04 March 2010

Back to old favorites

I was browsing in the Northfield Library for new reading material.

Nancy and I are going to a geology/environmental seminar in the Black Hills and the South Dakota badlands in July and one of the leaders is a writer named O'Brien. I went looking for his books, thinking I knew who he was. So I was looking for his books. Well, it's not Tim O'Brien, whose The Things They Carried was about American soldiers in Vietnam. (I wondered what he was going to be doing at a Black Hills seminar.) The O'Brien I was looking for is Dan O'Brien, "a writer and buffalo rancher" according to his publisher's web site. His main book is Buffalo for the Broken Heart. The Broken Heart is his ranch and buffalo are what he raises there. The book's subtitle is "Restoring Life to a Black Hills Ranch," and I guess that's why he's one of the seminar leaders. I will read his book before we go, but it's checked out and I found other things to read.

What I found and brought home was Laurie R. King's The Language of Bees. This is the latest in her series of books about the genius ingenue who captured the heart and hand of Sherlock Holmes.

It's set in the early 20th century, just post-World War I and it's the 9th book about Mary Russell and Sherlock Holmes. It's full of period language and technology. Mycroft Holmes is the equivalent of James Bond's Q. Sherlock Holmes and his nearly child-bride discover that Holmes has a son from a turn-of-the-20th-century dalliance in Paris, and that the son has a wife and daughter. This happens about the same time as the young man discovers who his father is.

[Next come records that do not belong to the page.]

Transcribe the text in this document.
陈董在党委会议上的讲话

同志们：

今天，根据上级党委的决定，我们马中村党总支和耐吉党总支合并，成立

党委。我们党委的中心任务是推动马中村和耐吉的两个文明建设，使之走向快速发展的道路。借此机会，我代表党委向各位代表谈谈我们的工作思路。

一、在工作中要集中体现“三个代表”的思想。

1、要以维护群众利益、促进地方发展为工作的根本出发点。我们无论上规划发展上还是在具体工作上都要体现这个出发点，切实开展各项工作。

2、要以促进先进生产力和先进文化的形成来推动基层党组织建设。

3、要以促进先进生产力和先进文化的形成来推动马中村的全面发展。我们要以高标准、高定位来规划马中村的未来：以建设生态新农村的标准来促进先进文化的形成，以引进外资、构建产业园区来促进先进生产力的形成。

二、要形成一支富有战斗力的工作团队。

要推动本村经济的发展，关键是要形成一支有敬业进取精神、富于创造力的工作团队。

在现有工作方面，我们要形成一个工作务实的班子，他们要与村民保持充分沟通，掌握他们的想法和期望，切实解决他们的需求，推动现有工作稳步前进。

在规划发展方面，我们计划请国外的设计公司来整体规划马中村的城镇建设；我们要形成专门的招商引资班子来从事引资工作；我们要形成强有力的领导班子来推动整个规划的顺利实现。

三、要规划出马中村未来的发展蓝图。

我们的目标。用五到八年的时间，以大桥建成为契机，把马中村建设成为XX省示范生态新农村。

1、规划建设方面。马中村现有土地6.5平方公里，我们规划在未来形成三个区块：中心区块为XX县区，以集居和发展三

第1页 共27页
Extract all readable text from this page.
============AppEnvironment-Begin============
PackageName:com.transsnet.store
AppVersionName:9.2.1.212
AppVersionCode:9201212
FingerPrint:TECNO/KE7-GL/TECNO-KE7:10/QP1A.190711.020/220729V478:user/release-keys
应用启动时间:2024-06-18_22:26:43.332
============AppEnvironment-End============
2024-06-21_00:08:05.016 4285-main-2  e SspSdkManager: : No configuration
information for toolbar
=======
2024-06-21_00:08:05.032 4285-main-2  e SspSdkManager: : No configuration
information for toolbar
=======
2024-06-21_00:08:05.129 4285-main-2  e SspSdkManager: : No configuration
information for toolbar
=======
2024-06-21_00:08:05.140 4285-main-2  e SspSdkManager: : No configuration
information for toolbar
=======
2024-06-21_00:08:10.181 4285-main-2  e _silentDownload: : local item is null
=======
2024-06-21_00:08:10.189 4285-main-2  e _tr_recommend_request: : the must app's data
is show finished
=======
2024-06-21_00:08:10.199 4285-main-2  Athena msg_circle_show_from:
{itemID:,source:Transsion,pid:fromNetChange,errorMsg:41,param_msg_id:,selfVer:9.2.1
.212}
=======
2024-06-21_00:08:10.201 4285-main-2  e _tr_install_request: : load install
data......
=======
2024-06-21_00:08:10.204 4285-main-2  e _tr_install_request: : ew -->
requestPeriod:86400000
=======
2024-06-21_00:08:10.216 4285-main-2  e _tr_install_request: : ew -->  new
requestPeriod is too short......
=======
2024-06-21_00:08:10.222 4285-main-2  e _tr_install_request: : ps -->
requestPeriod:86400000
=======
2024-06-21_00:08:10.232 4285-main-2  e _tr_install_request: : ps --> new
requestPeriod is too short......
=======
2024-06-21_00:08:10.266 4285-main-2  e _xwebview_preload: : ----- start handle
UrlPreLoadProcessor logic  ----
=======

Holmes' daughter-in-law has some unsavory bits in her past and they catch up with her about the time that the young family moves to London. And who does the young man turn to for help? Why the daddy who abandoned him before he was born, of course.

The plot is full of typical Holmesian deductions, surveillance, and research. Mary Russell hires a plane (in 1924) to fly from London to the Orkney Islands in bad weather. Holmes practically buys a fishing boat to take him to the same place. There is a serial murderer out there threatening Holmes' son and granddaughter. The evil villian always seems a step or two ahead of the pursuers.

Well, it's a lot of the same old, same old well-told story. Can you tell that even though I rather enjoyed reading this book, that I'm tired of the premise? Sara Paretsky and her private investigator V. I. Warshawski was a treat and a wonderful adventure for about six books. Then I tired of them too. I want Laurie R. King to go back and write a couple more books about San Francisco detective Kater Martinelli. I'm not tired of reading about her yet.

The trouble is that King has ended this book with the sort of cliff hanger that Conan Doyle used. She's created her own version of Professor Moriarty. At the end of this book it's clear that there will be a Language of Bees II in the near future. I won't be waiting for it.

And I've yet to figure out any meaning for the title or for the sections of the books about Mary Russell's investigations of the abandonment of one of Holmes' bee hives.

Have you read The Language of Bees? What did you think of it? Write, and tell this little bit of the world what you think.